Going for Gold at Miami Beach's Most Extra New Restaurant
The Lincoln Road newcomer serves caviar on bananas and enough gilt to blind a tourist
Oro is what happens when someone decides Miami needs more gold. Not a little more gold. Not a tasteful accent of gold. ALL the gold. Every surface that could be painted, plated, or dipped in the stuff has been given the Midas treatment at this new Lincoln Road spot.
Is it worth the hype? Yes, if you're prepared to spend some serious money. Oro manages to pull off something most Miami restaurants can't: it's actually as extra as it looks. The golden escalator (yes, escalator) carries you up to a 15,000-square-foot dining room where chef Victor Muñoz is doing legitimately wild stuff with the menu while servers in golden outfits glide between tables.
The Space: You enter through golden arches that would make McDonald's jealous, then ride that escalator to a dining room that looks like someone melted down Fort Knox. The retractable roof opens to let in Miami's perfect weather, and somehow the millennial pink accents keep all that gold from feeling too much. It's a lot, but it works.
What to Eat & Drink: The Bananas & Caviar is probably the most unique caviar dish in Miami right now. Kaluga caviar sits on fermented banana peel butter with a plantain waffle and horseradish crème. At $250, it's meant for sharing and yeah, it's expensive, but it's legitimately worth trying if you can swing it. The Birria Gyoza ($30) is another standout - who knew Mexican birria wrapped in Japanese dumpling form would work so well? The Tom Kha Crudo shows off Muñoz's technical skills with kombu-cured yellowtail arranged like a rose, finished with coconut broth poured table-side. The halibut with potato crust and pumpkin curry is solid, even if the Dungeness crab gets lost in all that sauce.
Perfect For: People who think subtlety is overrated. Date nights where you want to impress someone with your willingness to spend money on caviar bananas. Groups who appreciate restaurant theater and don't mind paying for the show.
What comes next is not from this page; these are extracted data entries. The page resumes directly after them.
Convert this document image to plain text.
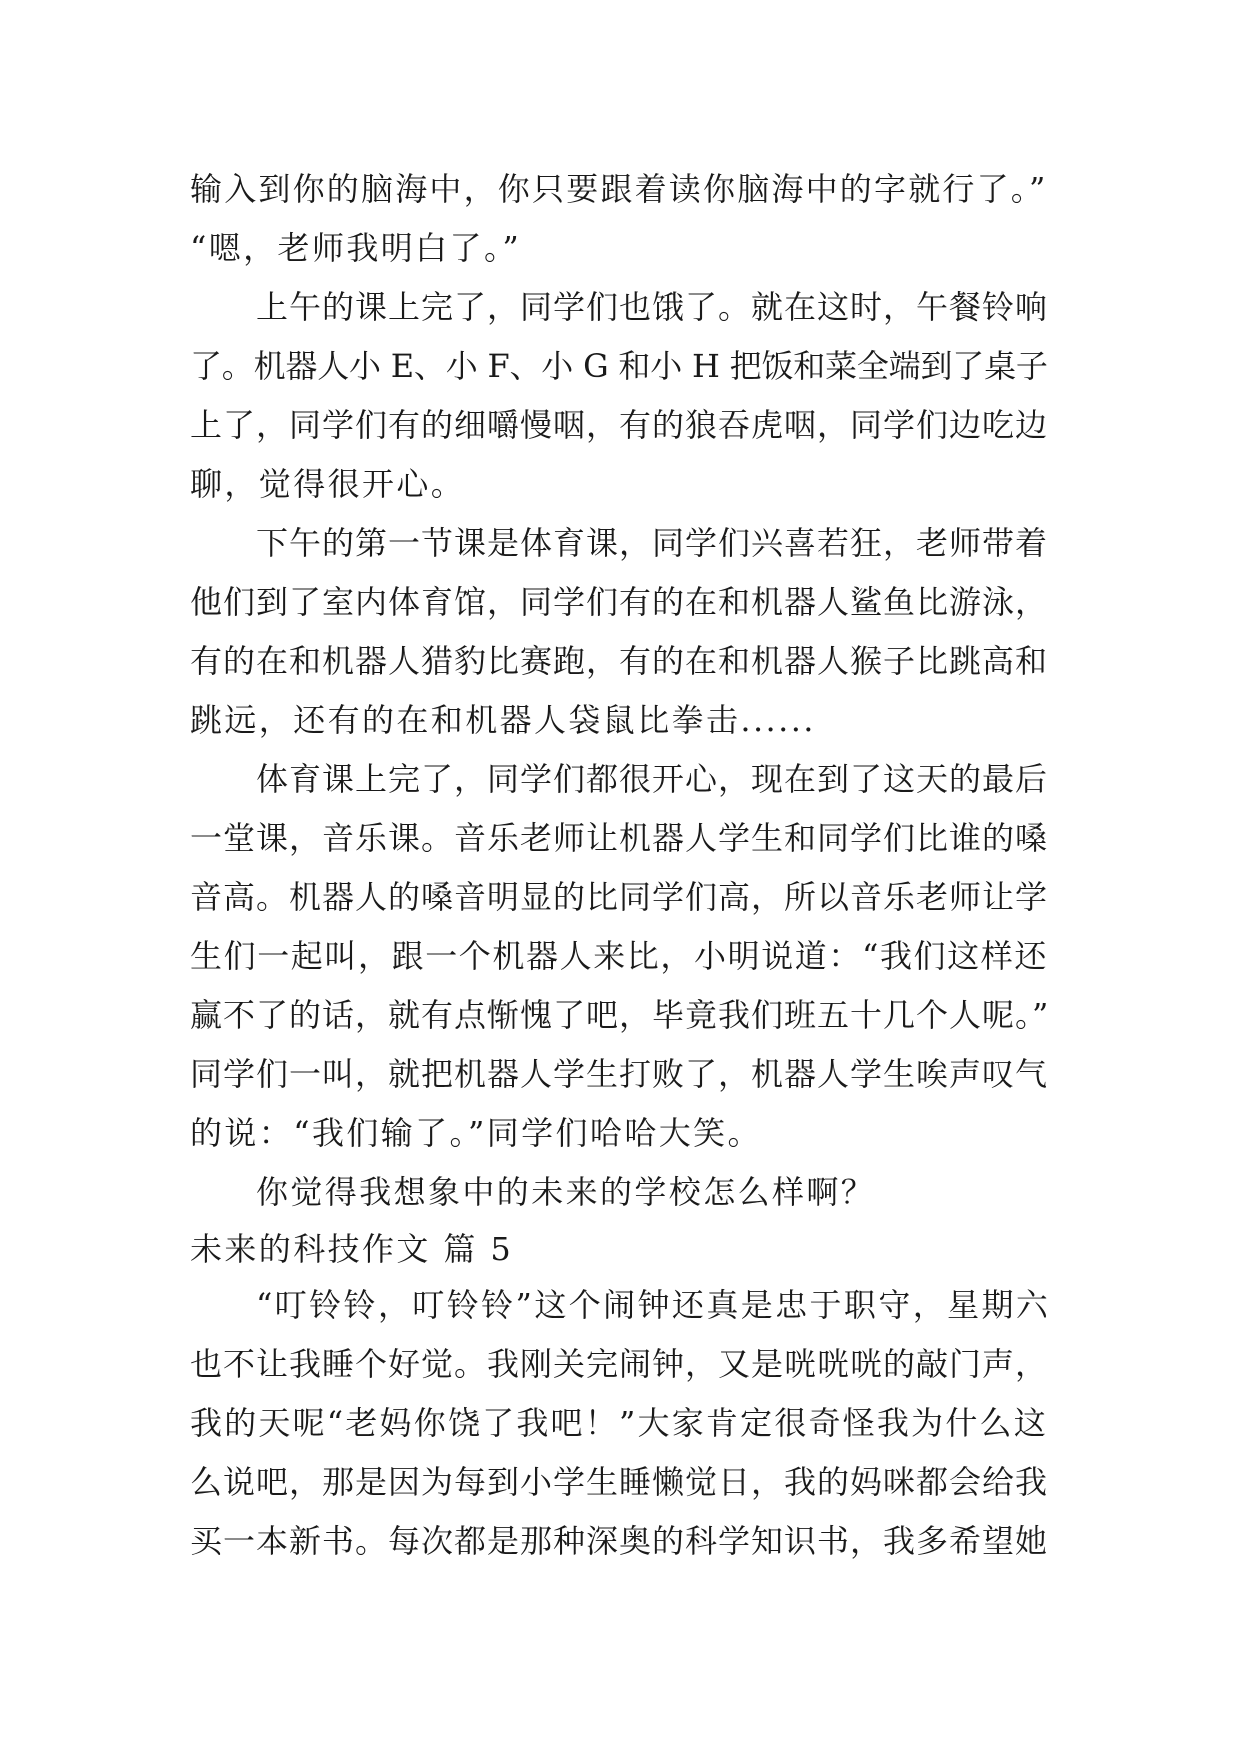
输入到你的脑海中，你只要跟着读你脑海中的字就行了。”
“嗯，老师我明白了。”
上午的课上完了，同学们也饿了。就在这时，午餐铃响
了。机器人小 E、小 F、小 G 和小 H 把饭和菜全端到了桌子
上了，同学们有的细嚼慢咽，有的狼吞虎咽，同学们边吃边
聊，觉得很开心。
下午的第一节课是体育课，同学们兴喜若狂，老师带着
他们到了室内体育馆，同学们有的在和机器人鲨鱼比游泳，
有的在和机器人猎豹比赛跑，有的在和机器人猴子比跳高和
跳远，还有的在和机器人袋鼠比拳击......
体育课上完了，同学们都很开心，现在到了这天的最后
一堂课，音乐课。音乐老师让机器人学生和同学们比谁的嗓
音高。机器人的嗓音明显的比同学们高，所以音乐老师让学
生们一起叫，跟一个机器人来比，小明说道：“我们这样还
赢不了的话，就有点惭愧了吧，毕竟我们班五十几个人呢。”
同学们一叫，就把机器人学生打败了，机器人学生唉声叹气
的说：“我们输了。”同学们哈哈大笑。
你觉得我想象中的未来的学校怎么样啊？
未来的科技作文 篇 5
“叮铃铃，叮铃铃”这个闹钟还真是忠于职守，星期六
也不让我睡个好觉。我刚关完闹钟，又是咣咣咣的敲门声，
我的天呢“老妈你饶了我吧！”大家肯定很奇怪我为什么这
么说吧，那是因为每到小学生睡懒觉日，我的妈咪都会给我
买一本新书。每次都是那种深奥的科学知识书，我多希望她
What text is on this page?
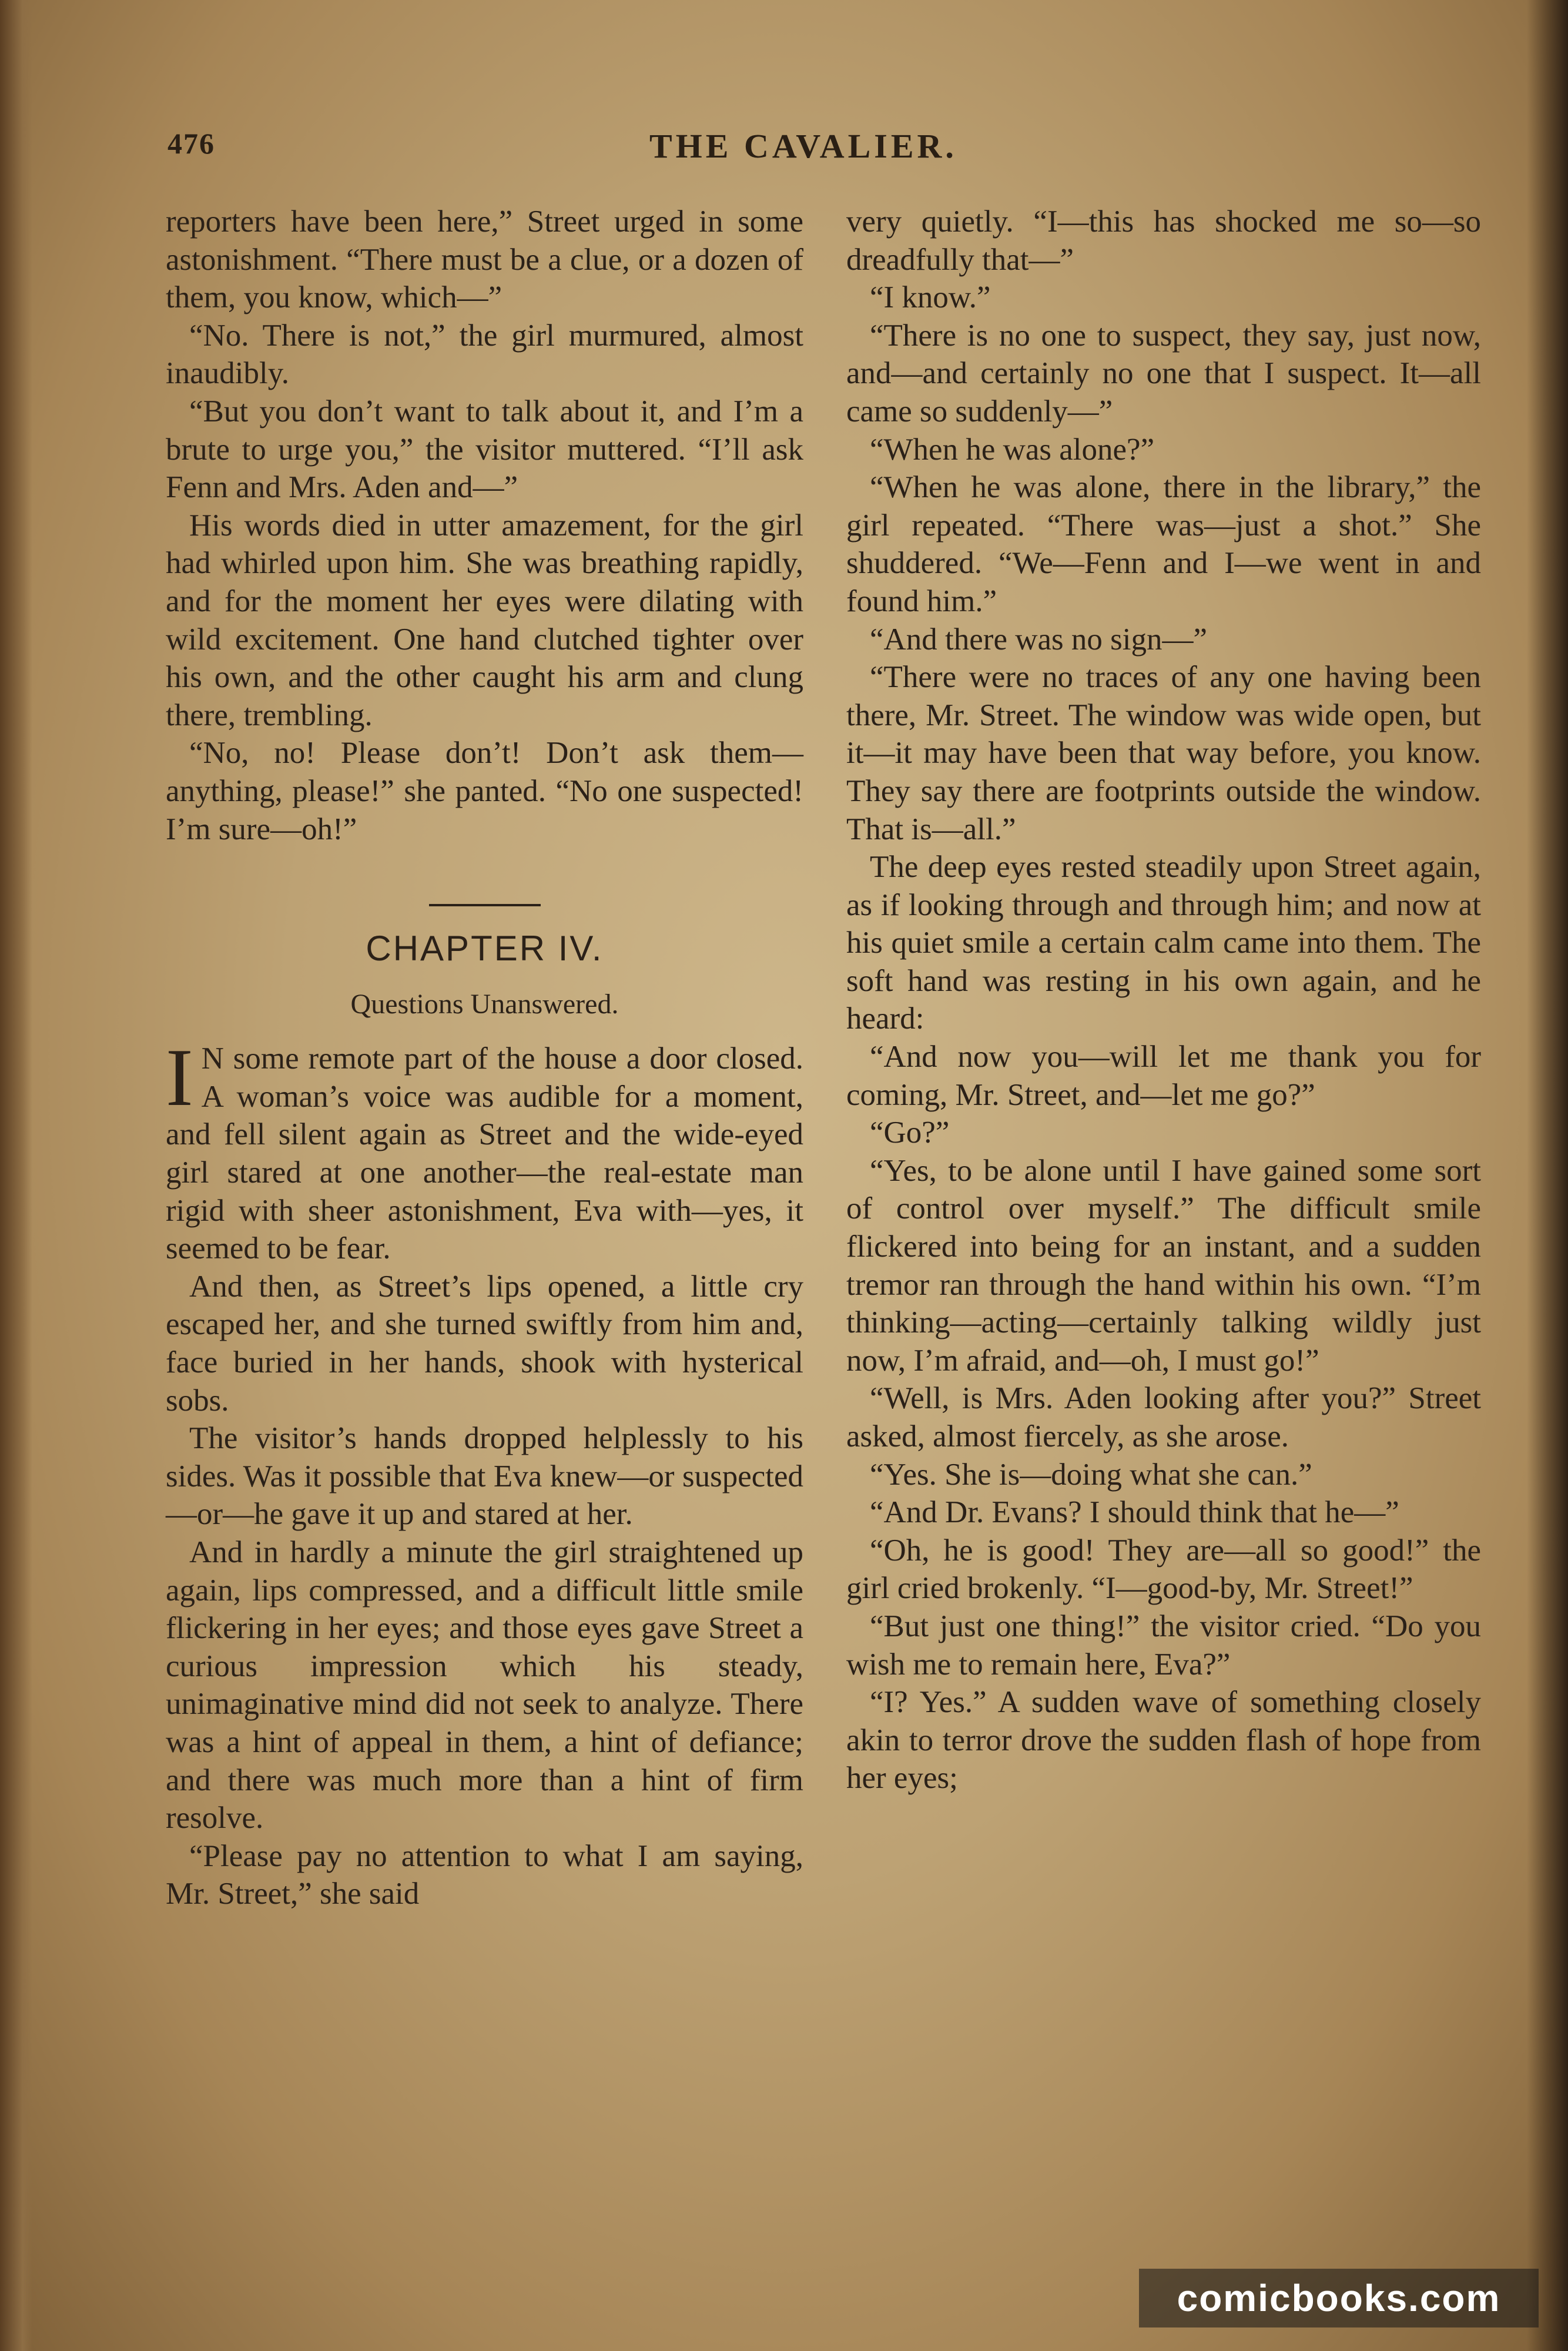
476	THE CAVALIER.

reporters have been here,” Street urged in some astonishment. “There must be a clue, or a dozen of them, you know, which—”

“No. There is not,” the girl murmured, almost inaudibly.

“But you don’t want to talk about it, and I’m a brute to urge you,” the visitor muttered. “I’ll ask Fenn and Mrs. Aden and—”

His words died in utter amazement, for the girl had whirled upon him. She was breathing rapidly, and for the moment her eyes were dilating with wild excitement. One hand clutched tighter over his own, and the other caught his arm and clung there, trembling.

“No, no! Please don’t! Don’t ask them—anything, please!” she panted. “No one suspected! I’m sure—oh!”

CHAPTER IV.
Questions Unanswered.

I N some remote part of the house a door closed. A woman’s voice was audible for a moment, and fell silent again as Street and the wide-eyed girl stared at one another—the real-estate man rigid with sheer astonishment, Eva with—yes, it seemed to be fear.

And then, as Street’s lips opened, a little cry escaped her, and she turned swiftly from him and, face buried in her hands, shook with hysterical sobs.

The visitor’s hands dropped helplessly to his sides. Was it possible that Eva knew—or suspected—or—he gave it up and stared at her.

And in hardly a minute the girl straightened up again, lips compressed, and a difficult little smile flickering in her eyes; and those eyes gave Street a curious impression which his steady, unimaginative mind did not seek to analyze. There was a hint of appeal in them, a hint of defiance; and there was much more than a hint of firm resolve.

“Please pay no attention to what I am saying, Mr. Street,” she said

very quietly. “I—this has shocked me so—so dreadfully that—”

“I know.”

“There is no one to suspect, they say, just now, and—and certainly no one that I suspect. It—all came so suddenly—”

“When he was alone?”

“When he was alone, there in the library,” the girl repeated. “There was—just a shot.” She shuddered. “We—Fenn and I—we went in and found him.”

“And there was no sign—”

“There were no traces of any one having been there, Mr. Street. The window was wide open, but it—it may have been that way before, you know. They say there are footprints outside the window. That is—all.”

The deep eyes rested steadily upon Street again, as if looking through and through him; and now at his quiet smile a certain calm came into them. The soft hand was resting in his own again, and he heard:

“And now you—will let me thank you for coming, Mr. Street, and—let me go?”

“Go?”

“Yes, to be alone until I have gained some sort of control over myself.” The difficult smile flickered into being for an instant, and a sudden tremor ran through the hand within his own. “I’m thinking—acting—certainly talking wildly just now, I’m afraid, and—oh, I must go!”

“Well, is Mrs. Aden looking after you?” Street asked, almost fiercely, as she arose.

“Yes. She is—doing what she can.”

“And Dr. Evans? I should think that he—”

“Oh, he is good! They are—all so good!” the girl cried brokenly. “I—good-by, Mr. Street!”

“But just one thing!” the visitor cried. “Do you wish me to remain here, Eva?”

“I? Yes.” A sudden wave of something closely akin to terror drove the sudden flash of hope from her eyes;

comicbooks.com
Pro Tips: Make a reservation unless you enjoy waiting while staring longingly at that golden escalator. The cocktails are as theatrical as everything else - expect fire, smoke, and ingredients you've never heard of.
Expect to Pay: $100-150 per person before drinks and cocktails.
How's the parking? Street parking on Lincoln Road gets tight fast. There's a garage nearby, but plan to walk a few blocks unless you're rolling up in an Uber.